RUSH: It’s not rhetoric. It’s a serious question that you can’t answer. It’s a serious — try answering the question. What’s wrong with people in the private sector doing well?
CALLER: Social Security —
RUSH: Why should the government do well at the expense of the private sector? Why can the government exist in total corruption without any fiscal responsibility whatsoever, with no accountability, nobody with three and four —
CALLER: Fiscal responsibility, this president —
RUSH: You don’t care about that, you don’t care, but, boy, let some guy in the private sector get rich and you are loaded for bear and want to bring back the Soviet Union to deal with them. What in the hell is wrong with you people?
CALLER: For goodness sakes — no, Rush, you’re dropping off the deep end, nobody is trying to bring communism or socialism to the United States.

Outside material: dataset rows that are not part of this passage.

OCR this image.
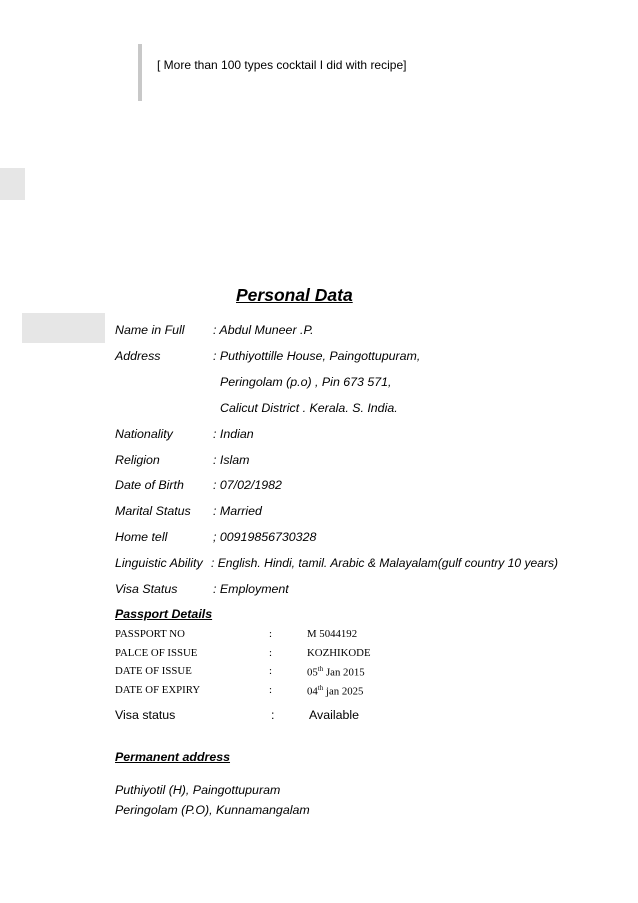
[ More than 100 types cocktail I did with recipe]
Personal Data
Name in Full : Abdul Muneer .P.
Address	: Puthiyottille House, Paingottupuram,
Peringolam (p.o) , Pin 673 571,
Calicut District . Kerala. S. India.
Nationality	: Indian
Religion	: Islam
Date of Birth : 07/02/1982
Marital Status : Married
Home tell	; 00919856730328
Linguistic Ability : English. Hindi, tamil. Arabic & Malayalam(gulf country 10 years)
Visa Status	: Employment
Passport Details
PASSPORT NO	:	M 5044192
PALCE OF ISSUE	:	KOZHIKODE
DATE OF ISSUE	:	05th Jan 2015
DATE OF EXPIRY	:	04th jan 2025
Visa status	:	Available
Permanent address
Puthiyotil (H), Paingottupuram
Peringolam (P.O), Kunnamangalam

RUSH: No, we’re trying to get rid of it.
CALLER: Absolutely.
RUSH: We’re trying to get rid of socialism. You people may not realize it, but you want more — any time you want the government to get big, you want the government to grow and grow, at the expense of economic freedom, market sector freedom —
CALLER: What economic freedom? Social Security, Social Security is a security blanket for people in their old age. That’s what it originally was in place for.

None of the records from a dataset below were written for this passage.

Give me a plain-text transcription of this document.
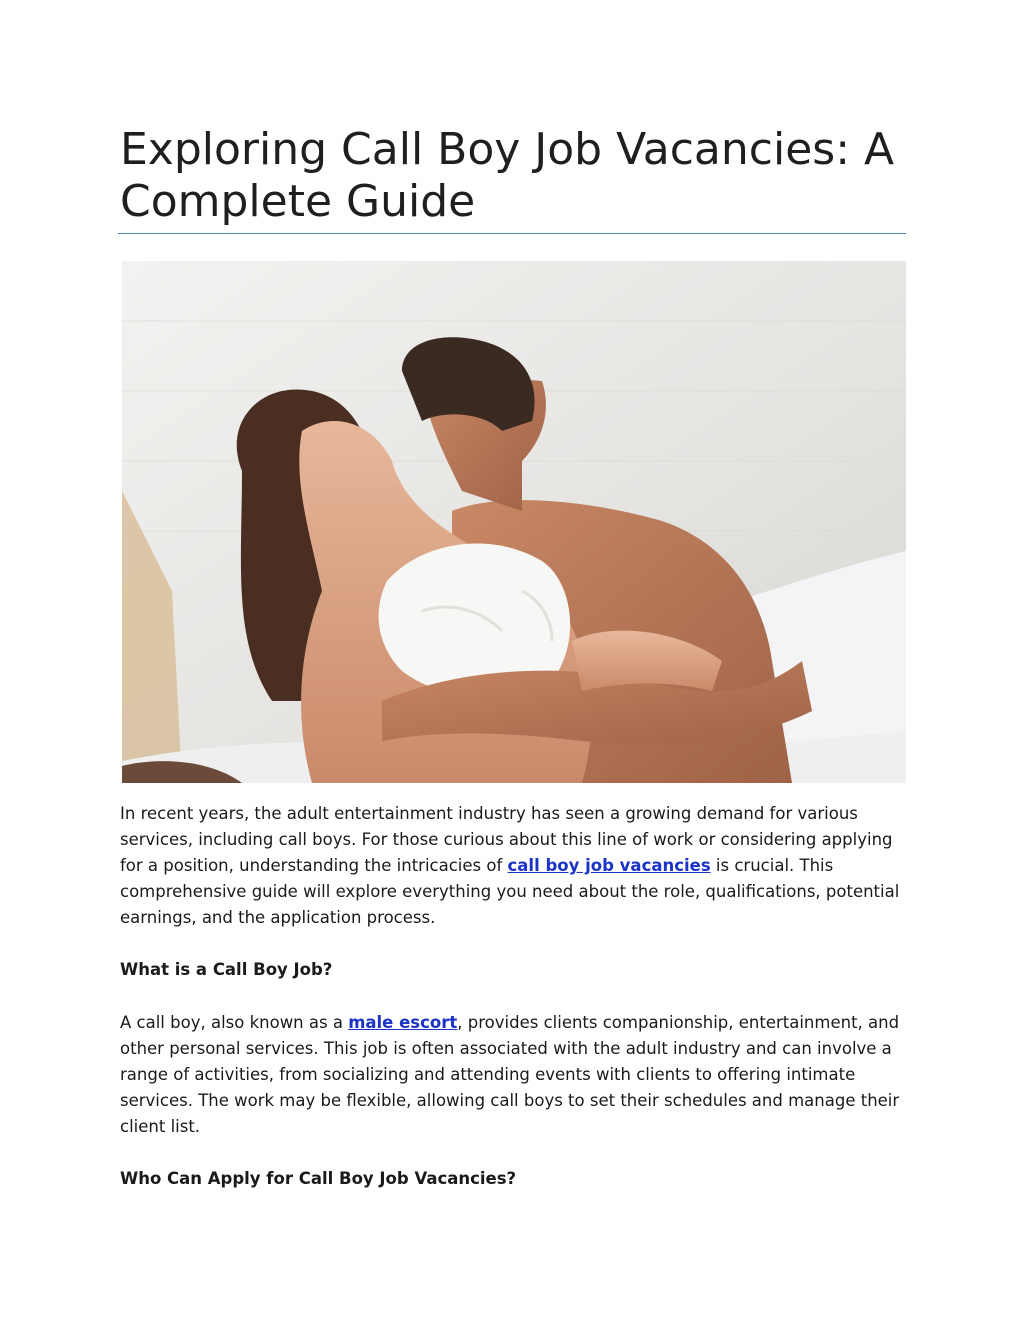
Exploring Call Boy Job Vacancies: A Complete Guide

In recent years, the adult entertainment industry has seen a growing demand for various services, including call boys. For those curious about this line of work or considering applying for a position, understanding the intricacies of call boy job vacancies is crucial. This comprehensive guide will explore everything you need about the role, qualifications, potential earnings, and the application process.

What is a Call Boy Job?

A call boy, also known as a male escort, provides clients companionship, entertainment, and other personal services. This job is often associated with the adult industry and can involve a range of activities, from socializing and attending events with clients to offering intimate services. The work may be flexible, allowing call boys to set their schedules and manage their client list.

Who Can Apply for Call Boy Job Vacancies?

RUSH: Yeah, but you know what it’s become? It’s become their total retirement. It was never intended to be that. This reform plan will help it maybe become that with less strain put on other taxpayers. Why in the world should three workers pay for the benefits of one retiree now, and then two workers pay for the benefits lifetime for a retiree in ten years? Where is it written that that’s fair? Why shouldn’t the retiree pay for his own damn retirement? Why shouldn’t people pay for whatever they need? When I want a tube of toothpaste, why do I have to get somebody else to go buy it? Where is this thinking? Same with Medicare people: They demand more every year; they never say thanks when they get it. Where is this thinking that your neighbors should pay for what you need? I’ll tell you what you do. Go down your street in your neighborhood and tell everybody that lives next door to you down every block, you want them to pay more in taxes for your retirement, and see if they give you any money. You know they won’t. So you’ll go to some politician group in Washington and you’ll demand they raise their taxes for them so that you can get your retirement paid for by somebody else. Where did this get written? This plan has become so bastardized from its origin that it’s not recognizable now, and precisely because it’s hard to fix this and is going to require hard choices.